WASHINGTON (AP) _ Microsoft Corp. is making repairs after acknowledging that its ``Passport'' technology for safeguarding purchases on the Internet has a serious design flaw that might have allowed hackers to steal credit card numbers and personal information.
Microsoft said 2 million customers use the vulnerable ``e-wallet'' feature of Passport, and there was no evidence of actual theft. The company temporarily shut down access to virtual wallets Wednesday, inconveniencing buyers at roughly 70 e-commerce Web sites that support the technology, called ``Express Purchase.''
Up to 200 million people have signed up for Passport accounts, which are nearly impossible to avoid under Microsoft's new Windows XP operating system. Passport promises consumers a single, convenient method for identifying themselves across different Web sites.
``We do not believe customer data was compromised in any way,'' Microsoft spokesman Adam Sohn said Friday. ``We know we've got to build and earn trust for (Passport) to be successful. We're taking the right steps to do that.''
Users of Windows XP were never vulnerable because of additional security measures built in, Sohn said.
An outside researcher, Marc Slemko of Seattle, discovered the flaw and notified Microsoft engineers this week.

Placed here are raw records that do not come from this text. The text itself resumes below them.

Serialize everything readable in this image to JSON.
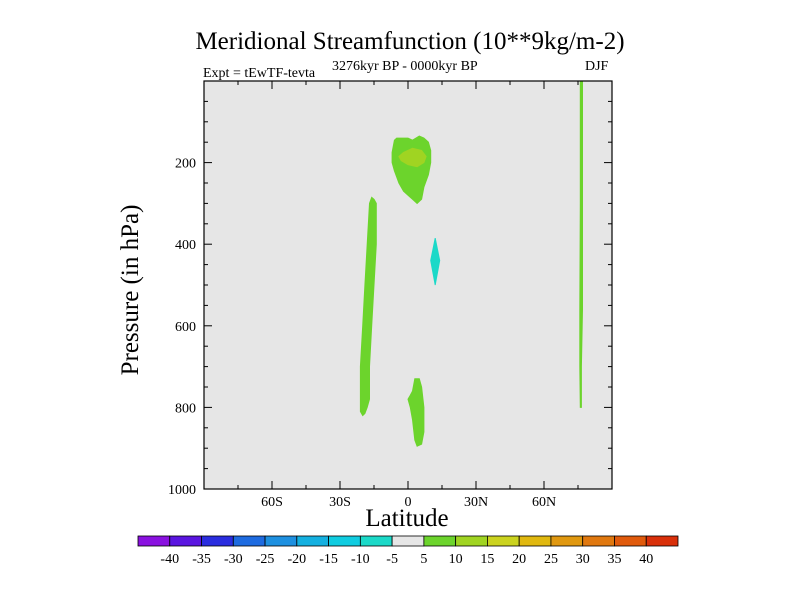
{
  "chart_data": {
    "type": "contour",
    "title": "Meridional Streamfunction (10**9kg/m-2)",
    "left_label": "Expt = tEwTF-tevta",
    "center_label": "3276kyr BP - 0000kyr BP",
    "right_label": "DJF",
    "xlabel": "Latitude",
    "ylabel": "Pressure (in hPa)",
    "xlim": [
      -90,
      90
    ],
    "ylim": [
      1000,
      0
    ],
    "x_ticks": [
      {
        "value": -60,
        "label": "60S"
      },
      {
        "value": -30,
        "label": "30S"
      },
      {
        "value": 0,
        "label": "0"
      },
      {
        "value": 30,
        "label": "30N"
      },
      {
        "value": 60,
        "label": "60N"
      }
    ],
    "y_ticks": [
      {
        "value": 200,
        "label": "200"
      },
      {
        "value": 400,
        "label": "400"
      },
      {
        "value": 600,
        "label": "600"
      },
      {
        "value": 800,
        "label": "800"
      },
      {
        "value": 1000,
        "label": "1000"
      }
    ],
    "background_color": "#e6e6e6",
    "contour_regions": [
      {
        "name": "sh-subtropical-cell",
        "level": "5-10",
        "color": "#6cd42c",
        "points": [
          [
            -15,
            290
          ],
          [
            -14,
            300
          ],
          [
            -14,
            400
          ],
          [
            -15,
            500
          ],
          [
            -16,
            600
          ],
          [
            -17,
            700
          ],
          [
            -17,
            780
          ],
          [
            -18,
            800
          ],
          [
            -19,
            815
          ],
          [
            -20,
            820
          ],
          [
            -21,
            810
          ],
          [
            -21,
            790
          ],
          [
            -21,
            700
          ],
          [
            -20,
            600
          ],
          [
            -19,
            500
          ],
          [
            -18,
            400
          ],
          [
            -17,
            300
          ],
          [
            -16,
            285
          ]
        ]
      },
      {
        "name": "equatorial-upper-cell",
        "level": "5-10",
        "color": "#6cd42c",
        "points": [
          [
            -6,
            145
          ],
          [
            -5,
            140
          ],
          [
            0,
            140
          ],
          [
            2,
            145
          ],
          [
            5,
            135
          ],
          [
            7,
            140
          ],
          [
            9,
            150
          ],
          [
            10,
            170
          ],
          [
            10,
            200
          ],
          [
            9,
            230
          ],
          [
            7,
            260
          ],
          [
            6,
            290
          ],
          [
            4,
            300
          ],
          [
            2,
            290
          ],
          [
            0,
            280
          ],
          [
            -2,
            270
          ],
          [
            -4,
            250
          ],
          [
            -6,
            220
          ],
          [
            -7,
            200
          ],
          [
            -7,
            175
          ]
        ]
      },
      {
        "name": "equatorial-upper-core",
        "level": "10-15",
        "color": "#a0d422",
        "points": [
          [
            -2,
            175
          ],
          [
            2,
            165
          ],
          [
            6,
            170
          ],
          [
            8,
            185
          ],
          [
            7,
            200
          ],
          [
            4,
            210
          ],
          [
            0,
            205
          ],
          [
            -3,
            195
          ],
          [
            -4,
            185
          ]
        ]
      },
      {
        "name": "equatorial-lower-cell",
        "level": "5-10",
        "color": "#6cd42c",
        "points": [
          [
            3,
            730
          ],
          [
            5,
            730
          ],
          [
            6,
            750
          ],
          [
            7,
            800
          ],
          [
            7,
            860
          ],
          [
            6,
            890
          ],
          [
            4,
            895
          ],
          [
            3,
            880
          ],
          [
            2,
            830
          ],
          [
            1,
            800
          ],
          [
            0,
            780
          ],
          [
            1,
            770
          ],
          [
            2,
            760
          ]
        ]
      },
      {
        "name": "nh-negative-cell",
        "level": "-10 to -5",
        "color": "#1bd9c8",
        "points": [
          [
            12,
            385
          ],
          [
            14,
            440
          ],
          [
            12,
            500
          ],
          [
            10,
            440
          ]
        ]
      },
      {
        "name": "nh-high-lat-band",
        "level": "5-10",
        "color": "#6cd42c",
        "points": [
          [
            76,
            0
          ],
          [
            77,
            0
          ],
          [
            77,
            300
          ],
          [
            77,
            560
          ],
          [
            76.5,
            700
          ],
          [
            76.5,
            800
          ],
          [
            76,
            800
          ],
          [
            75.8,
            700
          ],
          [
            75.8,
            560
          ],
          [
            76,
            300
          ]
        ]
      }
    ],
    "colorbar": {
      "labels": [
        "-40",
        "-35",
        "-30",
        "-25",
        "-20",
        "-15",
        "-10",
        "-5",
        "5",
        "10",
        "15",
        "20",
        "25",
        "30",
        "35",
        "40"
      ],
      "colors": [
        "#8a11e0",
        "#5a15e0",
        "#2a2ddf",
        "#1e6be0",
        "#1e90e0",
        "#14b0e0",
        "#10cce0",
        "#1bd9c8",
        "#e6e6e6",
        "#6cd42c",
        "#a0d422",
        "#cbd31f",
        "#e0b80f",
        "#e09810",
        "#e0780f",
        "#e05a0c",
        "#d9300a"
      ]
    }
  }
}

The vulnerability, which Microsoft said would require a sophisticated hacker to exploit, was significant because Passport is integral to Microsoft's upcoming services, including its .NET initiative. Passport users could entrust Microsoft or another company to hold their personal information _ such as credit card numbers or medical records _ and make it available whenever needed.
Slemko, a prominent Internet security researcher, said he discovered a method for fooling Microsoft's central Passport computers into sending him the contents of someone else's virtual wallet.
The hacker sends a message to the victim's Microsoft Hotmail e-mail account. If the victim clicks on an apparent Web link within the message, Slemko said, ``Within minutes ... I have access to their wallet and credit-card information.''
Microsoft said it fixed problems to prevent such online impersonations, and was making further changes to improve security.
Microsoft's growing emphasis on Passport has angered some privacy groups, who have pressed the Federal Trade Commission in recent weeks to investigate whether the company can adequately guarantee the safety of a customer's information. The groups said the newly discovered flaw reinforces their arguments.
``It's an identity thief's dream come true to be able to grab the online credentials of someone simply by sending the victim an e-mail,'' said Jason Catlett, head of Junkbusters Corp., a New Jersey-based privacy organization.
Marc Rotenberg of the Electronic Privacy Information Center called it ``very serious that so much personal information of so many American consumers is held by a single company with such a bad reputation for security.''
Microsoft responded that its Passport technology allows consumers to store their sensitive records with other organizations they trust, not just Microsoft.
``The long-term vision for all this has never been that Microsoft would be the sole repository for all the data,'' Sohn said.